In the criminal context, in United States vs. Vayner, 2014 WL 4942227 (C.A. 2 (N.Y.)), A US Federal Appellate Court, Second Circuit, recently overturned a criminal conviction upon finding that the lower court erroneously admitted a screenshot of the defendant’s alleged social media profile due to improper authentication. Earlier this year, in Commonwealth v. Banas, 2014 WL 1096140 a Massachusetts Appellate Court also ruled that a screen print of Facebook post submitted by the prosecution in a criminal case to be inadmissible on authentication grounds.

The courts that produced these decisions are very influential and these decisions will impact standards for, and the scrutiny of, all social media evidence collection in criminal and civil matters nationwide.

(As a side note, these recent decisions and other key issues involving social media evidence will be discussed at length in a December 16 webinar featuring computer forensics expert Craig Ball and Reed Smith eDiscovery counsel Patrick Burke: A Practical Approach to Social Media Discovery. The top-line speakers will cover the importance of social media discovery in today’s cases, recent challenges and best practices. The event is one week away as of this writing but — as a testament to this compelling and timely topic — we have nearly 600 registrants and seats are limited, so I encourage you to register now.)

The cases cited above and many others like them illustrate that social media provides torrential amounts of evidence potentially relevant to litigation matters, with courts routinely facing proffers of data preserved from various social media websites. One of the many benefits of X1 Social Discovery is its ability to preserve and display all the available circumstantial evidence in order to present the best case possible for the authenticity of social media evidence collected with the software. This includes collecting all available metadata and generating a MD5 checksum or “hash value” of the preserved data for verification of the integrity of the evidence. It is important to collect and preserve social media posts and general web pages in a thorough manner with best-practices technology specifically designed for litigation purposes.  For instance, there are over twenty unique metadata fields associated with individual Facebook posts and messages. Any one of those entries, or a combination of them contrasted with other entries, can provide unique circumstantial evidence that can establish foundational proof of authorship. (We identify the nearly two dozen fields of unique Twitter metadata in our white paper available here).
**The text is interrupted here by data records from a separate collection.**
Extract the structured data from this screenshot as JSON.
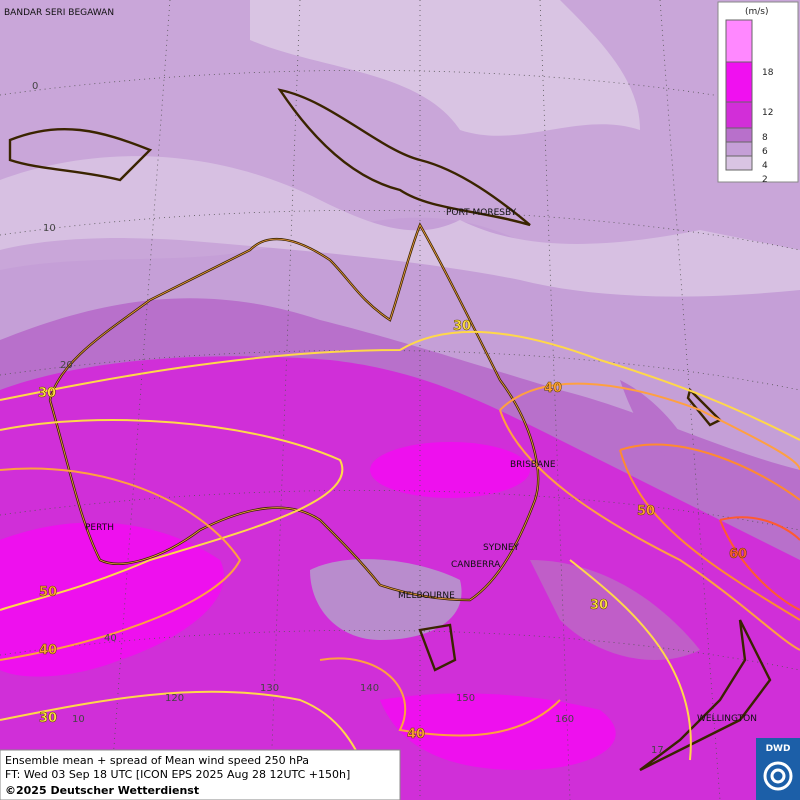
{
  "map": {
    "title": "Ensemble mean + spread of Mean wind speed 250 hPa",
    "forecast": "FT: Wed 03 Sep 18 UTC [ICON EPS 2025 Aug 28 12UTC +150h]",
    "copyright": "©2025 Deutscher Wetterdienst",
    "logo": "DWD"
  },
  "legend": {
    "unit": "(m/s)",
    "levels": [
      "2",
      "4",
      "6",
      "8",
      "12",
      "18"
    ]
  },
  "cities": [
    "BANDAR SERI BEGAWAN",
    "PORT MORESBY",
    "BRISBANE",
    "PERTH",
    "SYDNEY",
    "CANBERRA",
    "MELBOURNE",
    "WELLINGTON"
  ],
  "grid_labels": [
    "0",
    "10",
    "20",
    "40",
    "120",
    "130",
    "140",
    "150",
    "160",
    "10",
    "17"
  ],
  "contour_labels": [
    "30",
    "30",
    "40",
    "50",
    "60",
    "50",
    "40",
    "30",
    "40",
    "30"
  ]
}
Additionally, when an examiner merely relies on print screen, they also severely limit the scope and thoroughness of the social media and internet collection. Employing more automated means, such as X1 Social Discovery, enables the examiner to quickly collect entire web pages and publically available social media accounts, which can be hundreds of pages long. This allows the examiner to build a much stronger case for authentication by building timelines, drawing more connections between witnesses and their various posts, collecting more collaborating metadata, and a litany of other means to build a compelling circumstantial case to authenticate the social media or web page evidence in question.

So in sum, you can either have your cake and eat it too with X1, or incur much higher costs, overlook mountains of potentially case-winning evidence, arguably violate your ethical duty of competence, and face evidentiary challenges in court with print screen. Seems like an easy decision.